151 [files.c](files.c) | Loading files into memory.
152 [match.c](match.c) | Pattern matching code (find occurrences of a bp pattern within an input string).
153 [pattern.c](pattern.c) | Pattern compiling code (compile a bp pattern from an input string).
154 [printmatch.c](printmatch.c) | Printing a visual explanation of a match.
155 [utf8.c](utf8.c) | UTF-8 helper code.

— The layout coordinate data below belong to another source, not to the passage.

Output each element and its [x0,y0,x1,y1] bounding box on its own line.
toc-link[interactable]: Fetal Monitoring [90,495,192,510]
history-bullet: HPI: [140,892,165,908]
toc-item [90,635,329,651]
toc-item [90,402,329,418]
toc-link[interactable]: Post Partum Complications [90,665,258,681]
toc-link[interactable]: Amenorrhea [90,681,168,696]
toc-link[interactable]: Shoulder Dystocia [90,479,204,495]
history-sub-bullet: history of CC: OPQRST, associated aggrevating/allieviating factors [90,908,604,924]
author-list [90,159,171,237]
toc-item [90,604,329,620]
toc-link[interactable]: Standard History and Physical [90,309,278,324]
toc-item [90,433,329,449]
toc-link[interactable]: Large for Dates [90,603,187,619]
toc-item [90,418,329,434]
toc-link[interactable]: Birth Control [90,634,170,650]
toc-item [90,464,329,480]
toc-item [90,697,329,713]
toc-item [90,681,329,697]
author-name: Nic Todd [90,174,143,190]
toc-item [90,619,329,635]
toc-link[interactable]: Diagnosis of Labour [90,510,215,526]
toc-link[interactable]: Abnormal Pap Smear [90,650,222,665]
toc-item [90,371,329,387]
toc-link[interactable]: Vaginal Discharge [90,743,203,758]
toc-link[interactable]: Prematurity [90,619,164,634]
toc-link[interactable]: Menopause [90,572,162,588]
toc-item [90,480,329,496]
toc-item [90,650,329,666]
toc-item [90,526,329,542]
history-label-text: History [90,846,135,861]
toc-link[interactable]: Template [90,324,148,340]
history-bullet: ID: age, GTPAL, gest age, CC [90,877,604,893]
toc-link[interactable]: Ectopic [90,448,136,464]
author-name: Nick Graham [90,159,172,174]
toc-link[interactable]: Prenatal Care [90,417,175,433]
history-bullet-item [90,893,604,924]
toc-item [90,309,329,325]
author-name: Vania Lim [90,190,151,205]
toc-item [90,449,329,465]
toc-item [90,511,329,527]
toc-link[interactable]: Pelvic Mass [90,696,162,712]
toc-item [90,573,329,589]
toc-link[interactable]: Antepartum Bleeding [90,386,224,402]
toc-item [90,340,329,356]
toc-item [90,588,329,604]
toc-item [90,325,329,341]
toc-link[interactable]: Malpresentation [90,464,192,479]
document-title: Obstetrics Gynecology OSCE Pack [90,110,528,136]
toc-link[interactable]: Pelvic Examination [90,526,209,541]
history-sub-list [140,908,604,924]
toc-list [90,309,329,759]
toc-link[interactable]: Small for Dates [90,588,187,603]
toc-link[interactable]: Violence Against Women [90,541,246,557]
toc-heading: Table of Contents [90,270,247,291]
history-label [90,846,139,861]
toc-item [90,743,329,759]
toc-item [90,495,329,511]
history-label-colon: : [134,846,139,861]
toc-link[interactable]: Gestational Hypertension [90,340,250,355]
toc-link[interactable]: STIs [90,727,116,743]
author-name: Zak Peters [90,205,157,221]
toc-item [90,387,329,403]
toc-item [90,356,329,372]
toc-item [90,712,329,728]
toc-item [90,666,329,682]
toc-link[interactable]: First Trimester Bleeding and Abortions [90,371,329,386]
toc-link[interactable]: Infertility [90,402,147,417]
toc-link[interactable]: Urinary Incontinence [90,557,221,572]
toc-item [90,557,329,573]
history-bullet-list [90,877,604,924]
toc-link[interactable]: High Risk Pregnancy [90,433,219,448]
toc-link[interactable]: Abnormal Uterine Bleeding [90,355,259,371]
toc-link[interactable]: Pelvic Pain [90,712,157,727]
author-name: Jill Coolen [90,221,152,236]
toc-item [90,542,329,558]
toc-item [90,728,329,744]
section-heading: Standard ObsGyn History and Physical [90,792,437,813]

156 [utils.c](utils.c) | Miscellaneous helper functions.
159 ## Lua Bindings
161 `bp` also comes with a set of Lua bindings, which can be found in the [Lua/
162 directory](Lua). The bindings are currently a work in progress, but are fully
163 usable at this point. Check [the Lua bindings README](Lua/README.md) for more
164 details.
167 ## Performance
169 Currently, `bp`'s speed is comparable to hyper-optimized regex tools like
170 `grep`, `ag`, and `ripgrep` when it comes to simple patterns that begin with
171 string literals, but `bp`'s performance may be noticeably slower for complex
172 patterns on large quantities of text. The aforementioned regular expression
173 tools are usually implemented as efficient finite state machines, but `bp` is
174 more expressive and capable of matching arbitrarily nested patterns, which
175 precludes the possibility of using a finite state machine. Instead, `bp` uses a
176 fairly simple recursive virtual machine implementation with memoization. `bp`
177 also has a decent amount of overhead because of the metadata used for
178 visualizing and explaining pattern matches, as well as performing string
179 replacements. Overall, I would say that `bp` is a great drop-in replacement for
180 common shell scripting tasks, but you may want to keep the other tools around
181 in case you have to search through a truly massive codebase for something
182 complex.
185 ## License
187 BP is provided under the MIT license with the [Commons Clause](https://commonsclause.com/)
188 (you can't sell this software without the developer's permission, but you're
189 otherwise free to use, modify, and redistribute it free of charge).
190 See [LICENSE](LICENSE) for details.